Oh, and this is me thinking ahead because I love to think way ahead, (well, maybe not “way.” It might be sooner than you think!) lol. But my idea is that if you have some words that come out during the project but don’t quite seem to fit in your book, I’d suggest saving those words for a blog post series that you post in tandem with releasing your book. (I can totally see this all happening. Believe it! Plan for it!) ❤ #highfive
That’s a great idea, Jamie! I’m usually so blah about marketing, but I am actually excited about marketing this one.
You encourage me so much. Thank you!
‘I started this project years ago. I stopped because it made me angry. All. The. Time. I couldn’t let go of the anger that these memories were stirring up in me.’
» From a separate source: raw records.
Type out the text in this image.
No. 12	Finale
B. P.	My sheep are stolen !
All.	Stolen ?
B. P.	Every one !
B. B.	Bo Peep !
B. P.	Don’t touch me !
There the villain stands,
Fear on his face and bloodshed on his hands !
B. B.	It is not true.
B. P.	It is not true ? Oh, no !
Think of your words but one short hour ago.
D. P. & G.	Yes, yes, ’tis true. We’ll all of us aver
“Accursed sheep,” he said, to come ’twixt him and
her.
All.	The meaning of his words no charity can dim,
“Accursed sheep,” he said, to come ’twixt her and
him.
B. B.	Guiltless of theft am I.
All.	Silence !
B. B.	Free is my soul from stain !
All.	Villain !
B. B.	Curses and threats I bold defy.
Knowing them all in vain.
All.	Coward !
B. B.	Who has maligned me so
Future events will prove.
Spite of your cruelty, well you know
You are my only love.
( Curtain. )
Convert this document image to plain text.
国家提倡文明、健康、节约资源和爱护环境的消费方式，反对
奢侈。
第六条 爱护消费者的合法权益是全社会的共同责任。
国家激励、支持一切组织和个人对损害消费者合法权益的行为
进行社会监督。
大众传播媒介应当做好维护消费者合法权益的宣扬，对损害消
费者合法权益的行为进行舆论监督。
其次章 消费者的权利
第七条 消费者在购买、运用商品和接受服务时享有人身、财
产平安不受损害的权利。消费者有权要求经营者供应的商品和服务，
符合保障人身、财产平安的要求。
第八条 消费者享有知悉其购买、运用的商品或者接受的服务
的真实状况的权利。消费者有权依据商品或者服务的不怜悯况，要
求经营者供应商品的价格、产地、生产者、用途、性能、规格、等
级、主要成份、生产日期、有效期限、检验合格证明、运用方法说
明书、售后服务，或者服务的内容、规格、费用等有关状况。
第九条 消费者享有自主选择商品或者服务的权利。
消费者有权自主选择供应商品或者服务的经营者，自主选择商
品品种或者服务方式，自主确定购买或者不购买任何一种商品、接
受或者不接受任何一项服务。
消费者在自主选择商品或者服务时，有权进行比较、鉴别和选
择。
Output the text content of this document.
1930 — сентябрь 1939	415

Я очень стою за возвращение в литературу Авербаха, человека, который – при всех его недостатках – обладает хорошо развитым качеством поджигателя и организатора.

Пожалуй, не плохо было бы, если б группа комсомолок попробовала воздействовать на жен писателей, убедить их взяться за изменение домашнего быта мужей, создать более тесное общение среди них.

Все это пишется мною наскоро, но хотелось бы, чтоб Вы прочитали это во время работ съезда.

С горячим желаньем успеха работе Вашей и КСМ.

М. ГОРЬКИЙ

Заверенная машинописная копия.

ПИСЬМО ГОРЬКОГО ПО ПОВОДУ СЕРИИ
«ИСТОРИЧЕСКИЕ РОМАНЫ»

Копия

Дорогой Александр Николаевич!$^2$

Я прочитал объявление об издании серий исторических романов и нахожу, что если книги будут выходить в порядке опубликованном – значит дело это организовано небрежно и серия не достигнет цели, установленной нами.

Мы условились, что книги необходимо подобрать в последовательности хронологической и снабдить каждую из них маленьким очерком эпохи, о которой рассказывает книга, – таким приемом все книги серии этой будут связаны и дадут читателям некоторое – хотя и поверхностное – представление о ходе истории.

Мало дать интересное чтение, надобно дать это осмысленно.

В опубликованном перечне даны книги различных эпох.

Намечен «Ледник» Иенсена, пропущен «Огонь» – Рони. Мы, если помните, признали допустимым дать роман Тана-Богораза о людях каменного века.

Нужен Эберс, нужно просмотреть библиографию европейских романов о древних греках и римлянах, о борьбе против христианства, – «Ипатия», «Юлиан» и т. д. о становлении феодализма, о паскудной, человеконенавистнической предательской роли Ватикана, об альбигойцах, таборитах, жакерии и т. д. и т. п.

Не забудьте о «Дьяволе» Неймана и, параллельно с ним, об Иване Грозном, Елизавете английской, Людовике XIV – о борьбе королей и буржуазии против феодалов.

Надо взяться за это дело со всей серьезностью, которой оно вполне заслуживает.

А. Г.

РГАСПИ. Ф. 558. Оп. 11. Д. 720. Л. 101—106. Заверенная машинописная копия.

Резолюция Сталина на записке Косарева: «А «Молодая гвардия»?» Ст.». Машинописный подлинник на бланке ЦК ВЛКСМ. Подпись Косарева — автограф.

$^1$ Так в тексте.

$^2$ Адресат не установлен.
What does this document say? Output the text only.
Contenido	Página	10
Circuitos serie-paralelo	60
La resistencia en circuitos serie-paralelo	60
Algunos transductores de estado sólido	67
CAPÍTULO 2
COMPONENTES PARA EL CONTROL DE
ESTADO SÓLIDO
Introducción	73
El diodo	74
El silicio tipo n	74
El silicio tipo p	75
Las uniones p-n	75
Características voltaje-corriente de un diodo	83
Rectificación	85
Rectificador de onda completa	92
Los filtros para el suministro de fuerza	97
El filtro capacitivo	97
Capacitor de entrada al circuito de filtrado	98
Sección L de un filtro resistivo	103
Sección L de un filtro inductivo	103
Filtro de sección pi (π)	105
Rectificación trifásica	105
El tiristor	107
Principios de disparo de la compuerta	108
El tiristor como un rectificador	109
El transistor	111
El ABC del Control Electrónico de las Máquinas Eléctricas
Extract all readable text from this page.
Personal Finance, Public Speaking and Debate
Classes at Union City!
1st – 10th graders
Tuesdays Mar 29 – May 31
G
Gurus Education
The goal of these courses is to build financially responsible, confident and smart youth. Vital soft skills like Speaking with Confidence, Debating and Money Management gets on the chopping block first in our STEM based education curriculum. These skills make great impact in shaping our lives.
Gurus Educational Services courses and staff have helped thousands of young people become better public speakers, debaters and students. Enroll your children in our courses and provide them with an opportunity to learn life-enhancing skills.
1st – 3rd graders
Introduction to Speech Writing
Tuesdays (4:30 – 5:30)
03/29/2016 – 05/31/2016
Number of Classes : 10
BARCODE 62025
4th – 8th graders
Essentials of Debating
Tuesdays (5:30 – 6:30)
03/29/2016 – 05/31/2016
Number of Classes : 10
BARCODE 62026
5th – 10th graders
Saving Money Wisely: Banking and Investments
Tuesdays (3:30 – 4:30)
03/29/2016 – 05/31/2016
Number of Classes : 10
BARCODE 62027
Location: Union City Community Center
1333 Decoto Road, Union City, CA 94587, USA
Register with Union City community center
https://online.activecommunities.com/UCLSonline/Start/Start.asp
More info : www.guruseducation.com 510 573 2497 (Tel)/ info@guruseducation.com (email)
I had to excise a whole section from a journal a few years ago because I was constantly revisiting accounts of pain and, as you say, it was not healing, just keeping the anger fuelled. Over time I’ve been able to write about it from a more healed perspective and that has been helpful. I was able to see the bigger picture – value my part in it but also aknowledge the sufferring and confusion of others. Writing does that for me. Reframes things.
I’m so looking forward to following where you go with this.
I’m fighting the urge to give the old posts a spruce (because this month is about write, write, write), but I have written an addendum to them. It’s a richer view now. I’m so glad.
Thank you for your encouragement, Juliet!
I also realized recently that I’m carrying more anger than is healthy, and I’m trying to deal with it. Excited to hear what you have to say!
Thanks, Brenda! It was hard to put aside what was making me angry. It was my pain – I felt that I had a right to it. And I did. But I also had the right to put it down, and that was so good for me. I wish you luck in doing the same!